Now, your approach of first restricting by a specific partition will help (as your partition should certainly fit into memory). But I feel the better-performing choice here would be to make record_link_id a clustering key, instead of relying on a secondary index.
Edit
How does having index on low cardinality index when there are millions of users scale even when we provide the primary key
It will depend on how wide your rows are. The tricky thing about extremely low cardinality indexes, is that the % of rows returned is usually greater. For instance, consider a wide-row users table. You restrict by the partition key in your query, but there are still 10,000 rows returned. If your index is on something like gender, your query will have to filter-out about half of those rows, which won't perform well.
Secondary indexes tend to work best on (for lack of a better description) "middle of the road" cardinality. Using the above example of a wide-row users table, an index on country or state should perform much better than an index on gender (assuming that most of those users don't all live in the same country or state).
Edit 20180913
For your answer to 1st question "How the above query will work internally in cassandra?", do you know what's the behavior when query with pagination?

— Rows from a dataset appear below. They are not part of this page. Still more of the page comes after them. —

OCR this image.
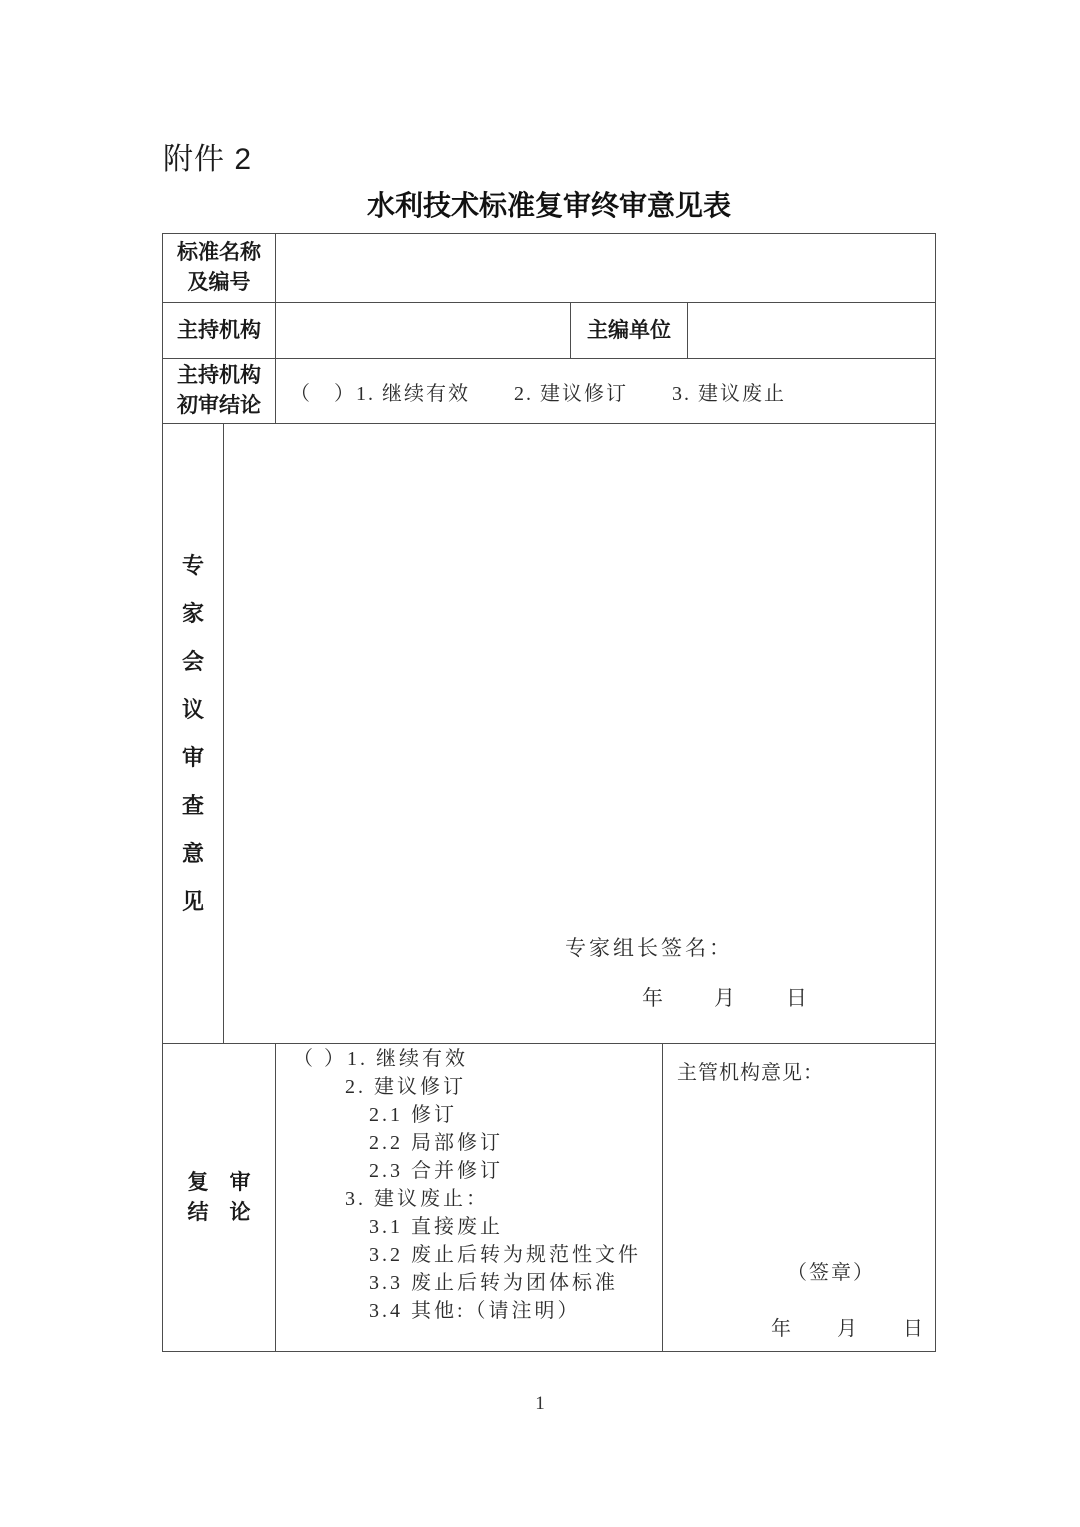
附件 2
水利技术标准复审终审意见表
标准名称
及编号
主持机构	主编单位
主持机构
初审结论
（　）1. 继续有效　　2. 建议修订　　3. 建议废止
专
家
会
议
审
查
意
见
专家组长签名：
年　　月　　日
复　审
结　论
（ ）1. 继续有效
2. 建议修订
2.1 修订
2.2 局部修订
2.3 合并修订
3. 建议废止：
3.1 直接废止
3.2 废止后转为规范性文件
3.3 废止后转为团体标准
3.4 其他:（请注明）
主管机构意见：
（签章）
年　　月　　日
1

Consider the following diagram, taken from the Java Driver documentation (v3.6):
Basically, paging will cause the query to break itself up and return to the cluster for the next iteration of results. It'd be less likely to timeout, but performance will trend downward, proportional to the size of the total result set and the number of nodes in the cluster.
TL;DR; The more requested results spread over more nodes, the longer it will take.
Query with only secondary index is also possible in Cassandra 2.x
select * from update_audit where record_link_id=9897;
But this has a large impact on fetching data, because it reads all partitions on distributed environment. The data fetched by this query is also not consistent and could not relay on it.
Suggestion:
Use of Secondary index is considered to be a DIRT query from NoSQL Data Model view.
To avoid secondary index, we could create a new table and copy data to it. Since this is a query of the application, Tables are derived from queries.